Continental philosophy departments also generally have someone who specializes in aesthetics, usually as a co-specialization with 19th-century German philosophy, since four greats in the history of aesthetics, Kant, Hegel, Schopenhauer, and Nietzsche, are all considered forefathers to the Continental tradition by Continentalists. Of these, only Kant manages to straddle the analytic and Continental traditions. Analytic aestheticians, however, unless they focus on the history of aesthetics, are not specialists in 19th-century German philosophy (and even then they are likely to focus on the history of British aesthetics). Since they are not Continentalists, they tend to be unfamiliar with the debates and figures of that tradition. They consequently are not welcomed to Continental philosophy departments, especially in the U.S., where a general animosity and mistrust often exists between these traditions above and beyond anything relating to aesthetics.
What to do about this state of affairs?

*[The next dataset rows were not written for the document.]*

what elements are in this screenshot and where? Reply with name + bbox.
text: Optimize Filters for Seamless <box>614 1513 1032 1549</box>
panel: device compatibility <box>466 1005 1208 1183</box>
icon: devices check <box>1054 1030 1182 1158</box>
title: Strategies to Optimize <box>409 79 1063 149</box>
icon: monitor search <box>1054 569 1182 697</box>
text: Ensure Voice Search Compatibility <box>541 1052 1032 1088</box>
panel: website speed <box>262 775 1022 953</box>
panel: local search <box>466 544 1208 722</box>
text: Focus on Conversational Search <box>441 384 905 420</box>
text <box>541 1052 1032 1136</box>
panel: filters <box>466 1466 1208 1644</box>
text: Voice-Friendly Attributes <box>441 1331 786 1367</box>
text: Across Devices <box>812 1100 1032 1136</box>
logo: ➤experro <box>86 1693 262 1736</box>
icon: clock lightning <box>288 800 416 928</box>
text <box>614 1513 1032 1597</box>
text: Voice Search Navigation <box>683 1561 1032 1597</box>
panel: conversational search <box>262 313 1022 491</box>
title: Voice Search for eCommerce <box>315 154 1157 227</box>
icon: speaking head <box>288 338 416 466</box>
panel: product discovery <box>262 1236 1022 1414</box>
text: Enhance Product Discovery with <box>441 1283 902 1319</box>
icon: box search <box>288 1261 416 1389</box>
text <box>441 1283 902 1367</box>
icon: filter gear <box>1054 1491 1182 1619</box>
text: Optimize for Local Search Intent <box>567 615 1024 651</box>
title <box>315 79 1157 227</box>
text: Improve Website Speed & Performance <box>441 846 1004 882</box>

It is hard to know how to begin to convince analytic philosophy departments that they ought to have someone dedicated to this important subfield, though I hope the remarks at the beginning of this essay are a step in that direction. The fact that the top two analytic departments in the U.S. (N.Y.U. and Rutgers) have recently hired aestheticians gives me hope that their move will inspire other departments to do the same. More worrisome, nevertheless, are the recent deaths of three renowned aestheticians: Arthur Danto, Lee Brown, and Ted Cohen. Danto’s post was filled long ago by Lydia Goehr when he retired. Will Brown’s and Cohen’s positions be filled also, or will they vanish into thin air? Some of the most prominent names in American analytic aesthetics today—Kendall Walton, Peter Kivy, Jenefer Robinson, Noël Carroll, Jerrold Levinson—have either retired or are likely to do so in near future. Will their positions be filled again, or will the general trend in American universities to decrease the number of tenure-track positions in favor of temporary ones manifest itself here? That would be an awful blow to aesthetics, to philosophy, and to our understanding of ourselves. There is so much yet to explore in our field, so many answers yet to be debated, so many questions not yet raised or even fathomed. I offer this as a call for reflection to American analytic departments. I look forward to reading your thoughts, if any, on this issue in the comments section below.
**Christy Note: The numbers according to my rough calculations paint an even bleaker picture than those provided by Anna: I put the number of Aestheticians (faculty with Aesthetics as their primary research speciality) amongst faculty within Leiter Top 50 programs at 1 in 70.